For a graph G one can consider its Cartesian power \(G^{\,\square \,, n}\). Then the required inequality is \(3\left( {\begin{array}{c}M\\ 3\end{array}}\right) p(G)^n\le M/2\) which is equivalent to \((M-1)(M-2)\le p(G)^{-n}\). Thus there exists a general position set in \(G^{\,\square \,, n}\) of size \(\frac{1}{2}p(G)^{-n/2}\). This and the inequality \(p(G)\le 1-\frac{|V(G)|-1}{|V(G)|^2}\) yields the following statement.

Theorem 5.1

If G is a graph, then

$$\begin{aligned} \mathrm{gp}_{\,\square \,} (G)\ge \log _{|V(G)|}p(G)^{-1/2}\ge 1-\log _{|V(G)|}(|V(G)|^2-|V(G)|+1)\,. \end{aligned}$$

Let us calculate p(G) for some graphs. First of all, \(p(K_n)=\frac{2n-1}{n^2}\) as in \(K_n\) the equality \(d(y,z)=d(y,x)+d(x,z)\) holds if and only if \(x=y\) or \(x=z\). (The case \(p(K_2)=\frac{3}{4}\) in Theorem  5.1 is just Körner’s result.) For even cycles we have \(p(C_{2k})=\frac{k(k+3)-1}{4k^2}\).

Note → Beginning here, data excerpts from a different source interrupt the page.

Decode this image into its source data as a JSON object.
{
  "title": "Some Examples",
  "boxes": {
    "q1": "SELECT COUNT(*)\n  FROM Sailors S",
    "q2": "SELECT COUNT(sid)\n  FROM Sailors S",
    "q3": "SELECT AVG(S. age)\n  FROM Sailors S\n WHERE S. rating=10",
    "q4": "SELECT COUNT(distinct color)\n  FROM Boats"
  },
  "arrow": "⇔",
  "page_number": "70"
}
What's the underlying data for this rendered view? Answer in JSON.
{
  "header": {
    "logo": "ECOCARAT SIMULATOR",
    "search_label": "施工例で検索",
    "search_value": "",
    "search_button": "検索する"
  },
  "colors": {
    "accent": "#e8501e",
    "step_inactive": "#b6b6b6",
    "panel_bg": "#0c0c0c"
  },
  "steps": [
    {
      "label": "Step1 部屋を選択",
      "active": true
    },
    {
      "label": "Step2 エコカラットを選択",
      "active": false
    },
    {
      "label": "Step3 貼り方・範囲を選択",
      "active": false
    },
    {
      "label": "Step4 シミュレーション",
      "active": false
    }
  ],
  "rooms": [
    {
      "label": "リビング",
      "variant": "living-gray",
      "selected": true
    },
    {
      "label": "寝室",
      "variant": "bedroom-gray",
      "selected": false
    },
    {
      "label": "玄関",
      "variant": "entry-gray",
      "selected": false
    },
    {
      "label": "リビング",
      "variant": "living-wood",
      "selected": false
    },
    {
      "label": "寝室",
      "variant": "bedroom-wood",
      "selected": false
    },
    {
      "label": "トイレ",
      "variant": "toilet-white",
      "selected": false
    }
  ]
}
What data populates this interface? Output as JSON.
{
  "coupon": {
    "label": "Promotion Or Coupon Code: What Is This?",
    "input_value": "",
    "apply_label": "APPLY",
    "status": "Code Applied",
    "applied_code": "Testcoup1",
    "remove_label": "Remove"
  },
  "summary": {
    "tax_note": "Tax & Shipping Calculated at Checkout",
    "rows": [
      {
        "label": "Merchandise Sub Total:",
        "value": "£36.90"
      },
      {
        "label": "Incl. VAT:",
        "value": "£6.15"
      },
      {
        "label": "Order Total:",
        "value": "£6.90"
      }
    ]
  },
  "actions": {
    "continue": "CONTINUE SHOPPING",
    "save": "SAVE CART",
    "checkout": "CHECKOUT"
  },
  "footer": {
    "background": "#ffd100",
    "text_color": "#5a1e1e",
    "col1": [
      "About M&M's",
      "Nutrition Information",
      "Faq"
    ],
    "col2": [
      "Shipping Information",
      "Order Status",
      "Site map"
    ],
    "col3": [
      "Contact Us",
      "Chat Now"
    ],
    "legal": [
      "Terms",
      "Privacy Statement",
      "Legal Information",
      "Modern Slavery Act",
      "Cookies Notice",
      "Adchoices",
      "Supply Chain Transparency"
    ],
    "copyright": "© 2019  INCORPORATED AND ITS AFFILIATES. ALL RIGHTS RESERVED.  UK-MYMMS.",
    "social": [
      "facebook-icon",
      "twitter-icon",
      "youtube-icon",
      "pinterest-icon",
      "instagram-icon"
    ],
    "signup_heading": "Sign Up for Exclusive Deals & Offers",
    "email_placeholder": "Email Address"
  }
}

If the vertices are \(\{-(k-1),-(k-2),\dots ,0,,\dots ,k-1,k\}\) in this cyclic order, then by symmetry we can assume \(x=0\). There are \(4k-1\) triples with \(x=y\) or \(x=z\) that form bad triples. If \(y=k\) or \(z=k\), then there are no other bad triples, otherwise for any y, there are \(k-|y|\) ways to choose z to obtain a bad triple. Similarly, one can verify \(p(C_{2k+1})=\frac{k(k+3)+1}{(2k+1)^2}\). Finally, consider the star \(S_k\) with k leaves. Then conditioning on whether x is the center or not one obtains \(p(S_k)=\frac{1}{k+1}+\frac{k}{k+1}\frac{2k+1}{(k+1)^2}\). Observe that if one picks uniformly at random only among the leaves of \(S_k\), then the probability of picking a bad triple is \(p'(S_k)=\frac{2k-1}{k^2}\) which for large enough ks is roughly 2/3 of \(p(S_k)\), so in this way one obtains the better bound \(\mathrm{gp}_{\,\square \,}(S_k)\ge \log _2p'(S_k)^{-1/2}\).

Concerning \(\mathrm{gp}_{\,\square \,}(G)\) we wonder whether one can write limit instead of limit superior in the definition of \(\mathrm{gp}_{\,\square \,}(G)\). Moreover, by the above we have \(\lim _{k\rightarrow \infty }p(C_k)=\frac{1}{4}\). We also pose:

Problem 5.2

Decide whether \(\liminf _{k\rightarrow \infty }\frac{\mathrm{gp}_{\,\square \,}(C_k)}{\log _k2}>1\) holds.